Reina nodded as she placed knives and forks around the table. “But there are still others, Father, others that we will not find, ones that will suffer and die, and be forgotten.” Her eyes filled with tears. He remained silent, honoring her grief. After a few moments, she spoke again.

“Father, in a little while we will celebrate El Dia de los Muertos, yes?”

“Yes, of course. The Day of the Dead.” While Father Mora tried to help the people of his parish elevate All Saints Day above the practice of remembering the dead, he couldn’t help but look forward to the mass celebrations that he had enjoyed his entire life. He recognized that he was like everyone else—a product of his own culture.

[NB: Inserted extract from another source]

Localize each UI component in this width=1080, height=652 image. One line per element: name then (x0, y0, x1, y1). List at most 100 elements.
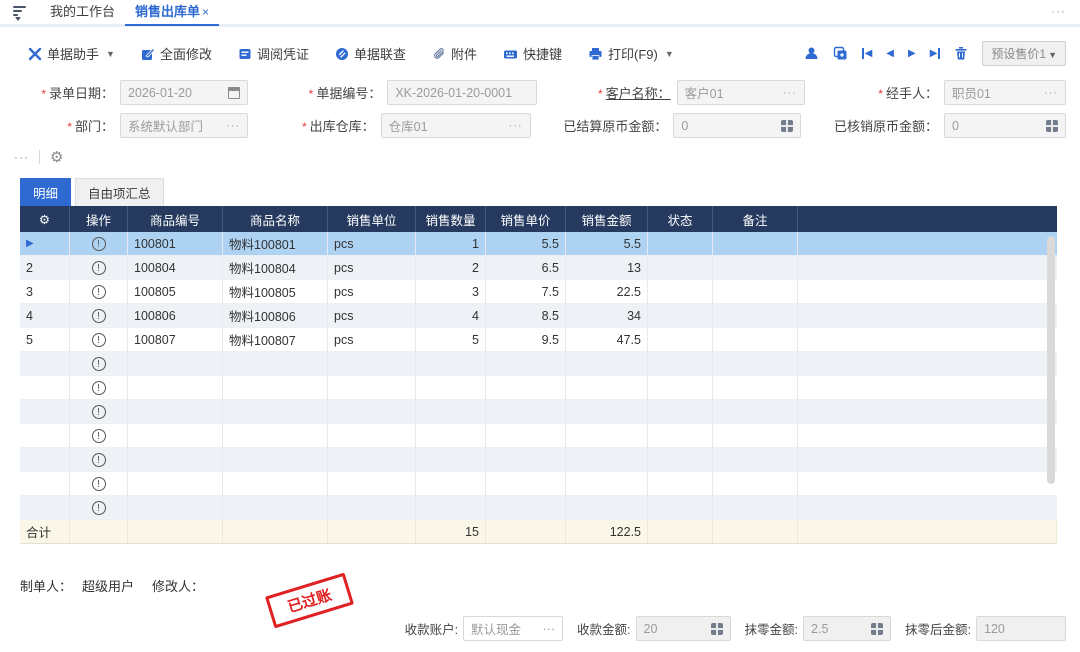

“My grandmother was from Mexico,” said Reina, “and she used to tell me that we have that day so that we will always remember those who have died—so that we will not forget them. I still know stories of uncles and aunts, grandparents and great-grandparents and even the ones who lived before them. The stories helped me to see that I was part of a larger family than I could ever know. My grandmother taught me something else that I have never forgotten. She taught me that there is not one death, but three. The first is when your body dies and you can no longer share life with the living. It is the death that comes to us all. The second is when you are buried in the ground and your body returns to the earth. There is always sadness when these two deaths happen. But the third is the saddest of them all: It is when you are forgotten, and there is no one left to remember you.” She paused, carefully arranging a place setting next to a colorful ceramic plate. “For many of us, the third death is really the first.”

“You and Ana are here now,” said Father Mora. “God has not forgotten you. You are remembered.